About 60 percent of that investment was made by 40 companies with the help of the Prosoft financing initiative run by the state-owned National Economic and Social Development Bank, or BNDES, which was started in 1997.



Brazilian-based companies have begun looking for business opportunities in the United States, Europe, and other Latin American countries. Microsiga, which specializes in corporate software, is one case in point.



"We have to work the foreign markets now to get results in five or six years," said Jose Rogerio Luiz, the vice president of Microsiga.



Actminds, an association of Brazilian software companies operating in the financial, telecommunications, and health sectors, started operating in the United States this year. It aims to raise its overseas revenue to 40 million reais next year, from an expected 25 million reais this year.



"Ten years back there weren't any companies that knew how to export software from Brazil," said Fabio Pagano, business coordinator at Actminds and one of the founders of Softex, a group that handles promotion of Brazil's software at Brazil's Science and Technology Ministry



"Today there are a series of companies that are capable of it and are deciding to export instead of waiting to strengthen domestically," he said.



Although interest in Prosoft has been affected by the slow release of funds and cumbersome export bureaucracy, the BNDES believes its new program to help finance software purchases should help give the sector a boost.



Last week Development, Industry, and Trade Minister Luiz Fernando Furlan also showed off the Brazil's software sector to representatives of about 40 multinational companies including Volkswagen, agricultural chemicals maker Monsanto Co., and Caterpillar Inc., and Volvo.
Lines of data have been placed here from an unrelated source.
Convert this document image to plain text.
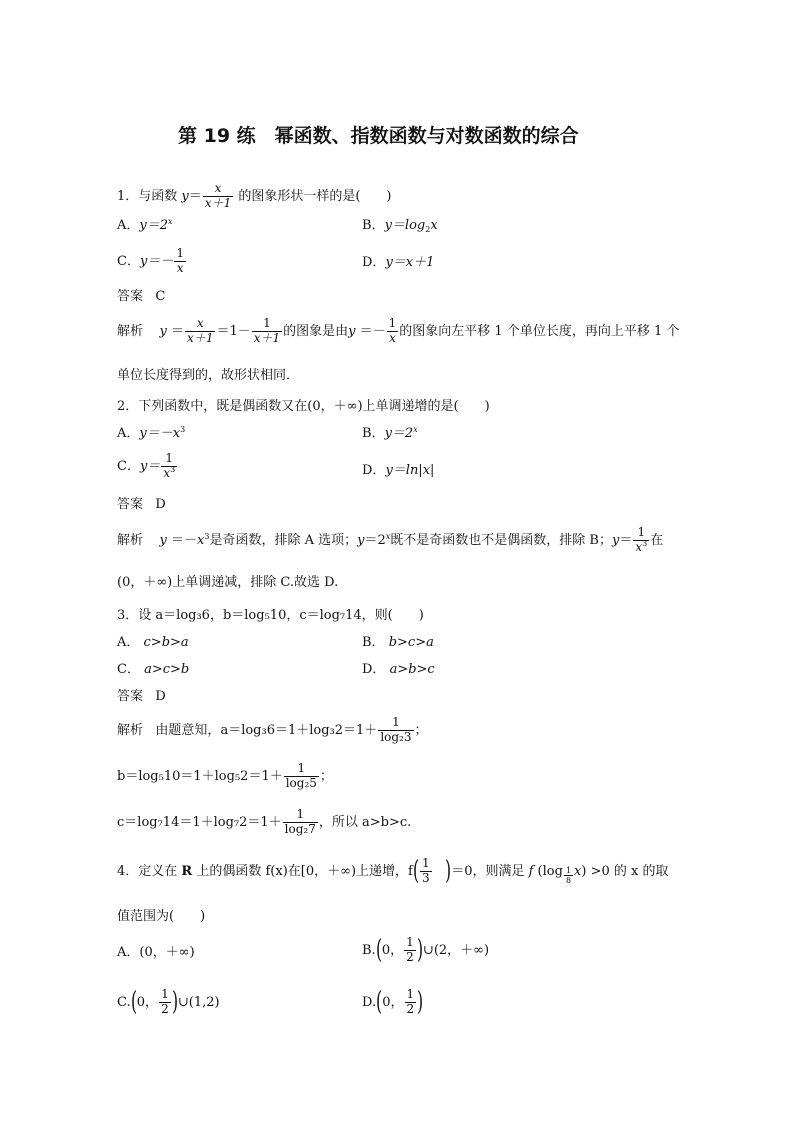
第 19 练　幂函数、指数函数与对数函数的综合
1．与函数 $y= \frac{x}{x+1}$ 的图象形状一样的是(　　)
A．$y=2^x$	B．$y=\log_2x$
C．$y=- \frac{1}{x}$	D．y＝x＋1
答案 C
解析 $y = \frac{x}{x+1} =1- \frac{1}{x+1}$ 的图象是由$y =- \frac{1}{x}$ 的图象向左平移 1 个单位长度，再向上平移 1 个
单位长度得到的，故形状相同．
2．下列函数中，既是偶函数又在(0，＋∞)上单调递增的是(　　)
A．$y=-x^3$	B．$y=2^x$
C．$y= \frac{1}{x^3}$	D．y＝ln|x|
答案 D
解析 $y =-x^3$是奇函数，排除 A 选项；$y=2^x$既不是奇函数也不是偶函数，排除 B；$y= \frac{1}{x^3}$ 在
(0，＋∞)上单调递减，排除 C.故选 D.
3．设 a＝log₃6，b＝log₅10，c＝log₇14，则(　　)
A． c>b>a	B． b>c>a
C． a>c>b	D． a>b>c
答案 D
解析 由题意知，$a=\log_36=1+\log_32=1+ \frac{1}{\text{log₂3}}$ ；
$b=\log_510=1+\log_52=1+ \frac{1}{\text{log₂5}}$ ；
$c=\log_714=1+\log_72=1+ \frac{1}{\text{log₂7}}$ ，所以 a>b>c.
4．定义在 R 上的偶函数 f(x)在[0，＋∞)上递增，$f( \frac{1}{3} )=0$，则满足 f $(\log \frac{1}{8} x) >0$ 的 x 的取
值范围为(　　)
A．(0，＋∞)	B.(0， $\frac{1}{2}$ )∪(2，＋∞)
C.(0， $\frac{1}{2}$ )∪(1,2)	D.(0， $\frac{1}{2}$ )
"These companies are big brokers of our software and services outside our borders and they can strengthen their bases in Brazil at the same time," said Vanda Scartezini, the vice president of Softex.



Vianna said the companies liked what they saw.



German engineering conglomerate Siemens says it aims to export $80 million in telephone software from Brazil by 2008, and plans to triple its investment in development and research in the country to $108 million in four years.